MAJIKAN MENCOBA MEMBUNUHKU

Gara-gara memutus kontrak kerja dengan majikan, Monika – BMI asal Karang Jati, Bebegan Boja – mengalami percobaan pembunuhan yang dilakukan majikannya. Gadis kelahiran 19 Desember 1982 ini didorong ke bibir jendela dan disuruh melompat ke lantai dasar apartemen.

Ketika aku mulai bekerja di Flat 10.11 Choiying House, Sheung Shui, majikanku masih seorang pengangguran. Mungkin karena itu, aku hanya digaji sekitar Rp 2 juta per bulan. Selisih sedikit dengan gajiku sewaktu bekerja di Malaysia, negeri yang memberiku banyak pengalaman kerja.
Sedari awal, aku menangkap kesan, majikanku memang gak genah. Sudah menggaji di bawah standar, ia juga membikin peraturan: seluruh biaya makan minum dan ongkos jalan-jalan dengan majikan, ditanggung sendiri. Akibatnya, selama 14 bulan bekerja dengannya, tak sedikit pun aku berkesempatan menabung.
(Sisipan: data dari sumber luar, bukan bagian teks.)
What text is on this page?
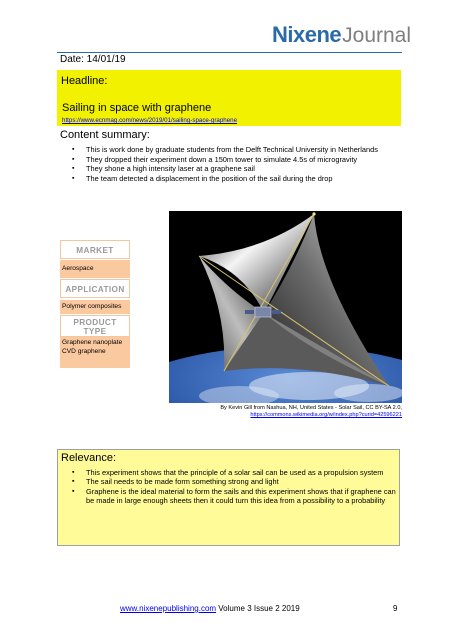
NixeneJournal
Date: 14/01/19
Headline:
Sailing in space with graphene
https://www.ecnmag.com/news/2019/01/sailing-space-graphene
Content summary:
▪ This is work done by graduate students from the Delft Technical University in Netherlands
▪ They dropped their experiment down a 150m tower to simulate 4.5s of microgravity
▪ They shone a high intensity laser at a graphene sail
▪ The team detected a displacement in the position of the sail during the drop
MARKET
Aerospace
APPLICATION
Polymer composites
PRODUCT TYPE
Graphene nanoplate
CVD graphene
By Kevin Gill from Nashua, NH, United States - Solar Sail, CC BY-SA 2.0,
https://commons.wikimedia.org/w/index.php?curid=42596221
Relevance:
▪ This experiment shows that the principle of a solar sail can be used as a propulsion system
▪ The sail needs to be made form something strong and light
▪ Graphene is the ideal material to form the sails and this experiment shows that if graphene can be made in large enough sheets then it could turn this idea from a possibility to a probability
www.nixenepublishing.com Volume 3 Issue 2 2019	9
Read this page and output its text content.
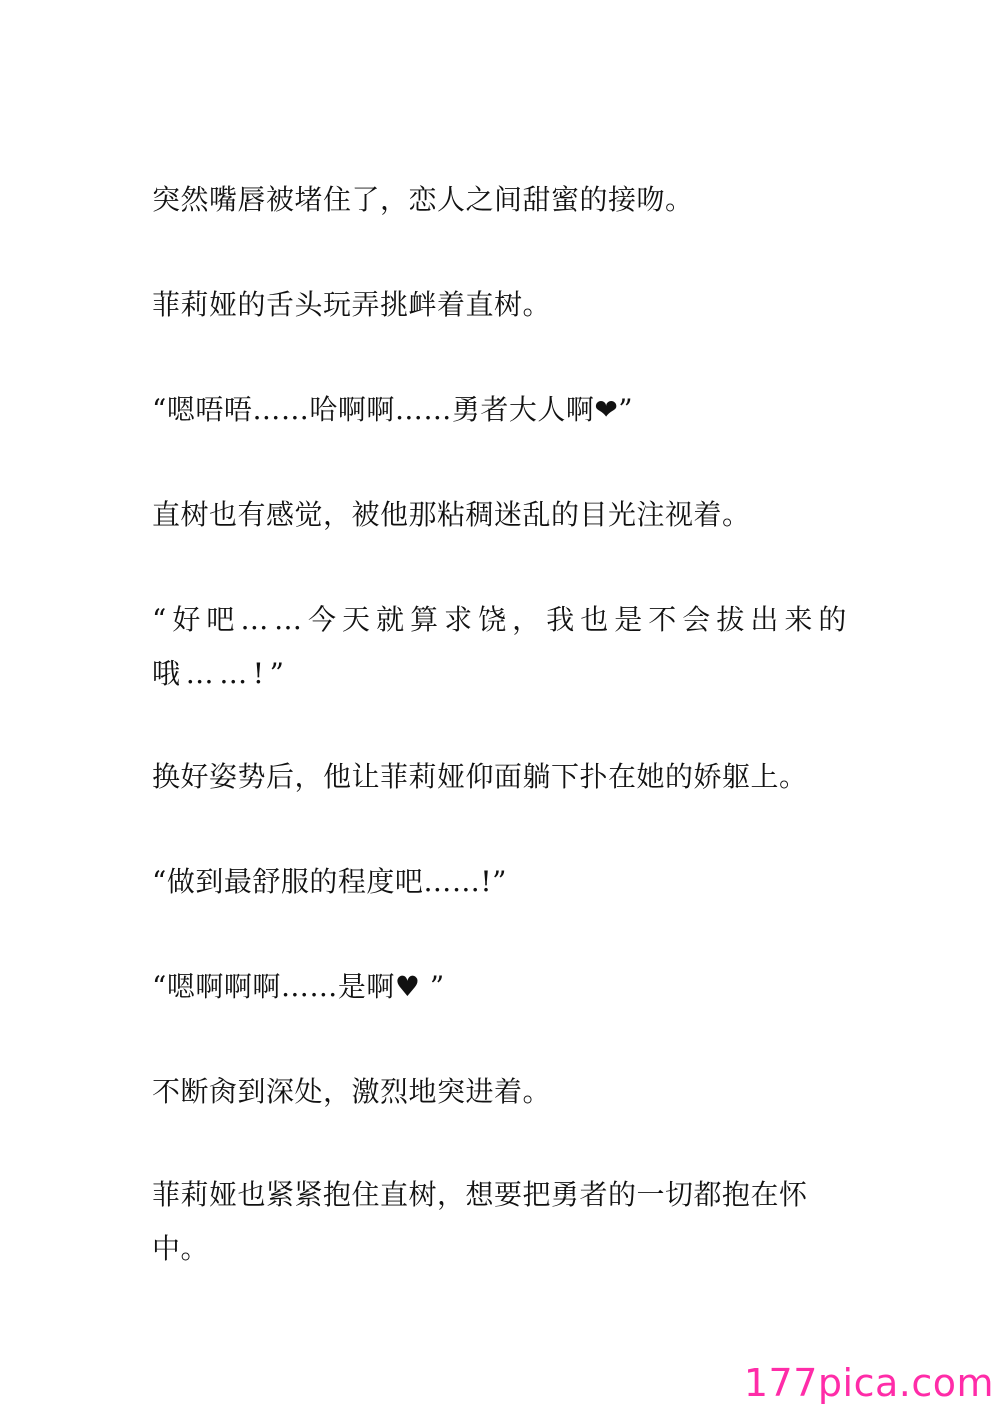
突然嘴唇被堵住了，恋人之间甜蜜的接吻。

菲莉娅的舌头玩弄挑衅着直树。

“嗯唔唔……哈啊啊……勇者大人啊❤”

直树也有感觉，被他那粘稠迷乱的目光注视着。

“好吧……今天就算求饶，我也是不会拔出来的哦……!”

换好姿势后，他让菲莉娅仰面躺下扑在她的娇躯上。

“做到最舒服的程度吧……!”

“嗯啊啊啊……是啊♥ ”

不断肏到深处，激烈地突进着。

菲莉娅也紧紧抱住直树，想要把勇者的一切都抱在怀中。

177pica.com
Apalagi mengirimkan sebagian jerih payahku untuk keluarga di kampung.
Berbeda dengan pengalamanku bekerja sebelum ini, tugas mengasuh dua anak majikan sungguh terasa berat. Bukan apa-apa, ”anak-anak”-ku ini sangat bandel dan nakalnya minta ampun. Terutama si sulung. Suka sekali ia mengadukan aku kepada orang tuanya, yang berujung pada omelan dan ancaman majikan hendak mem-PHK aku. Sudah tak terhitung, betapa sering aku kena marah nyonya lantaran pengaduan anaknya.
Aku pun menyadari, sejak awal, keluarga majikan memang kurang menyukai kehadiranku. Soal tekanan batin ini, sebenarnya sudah berulang kali kuceritakan kepada agen. Namun, sedikit pun agen tak pernah menanggapi. Kalaupun berkomentar, paling cuma bilang, ”Your employer is very good”.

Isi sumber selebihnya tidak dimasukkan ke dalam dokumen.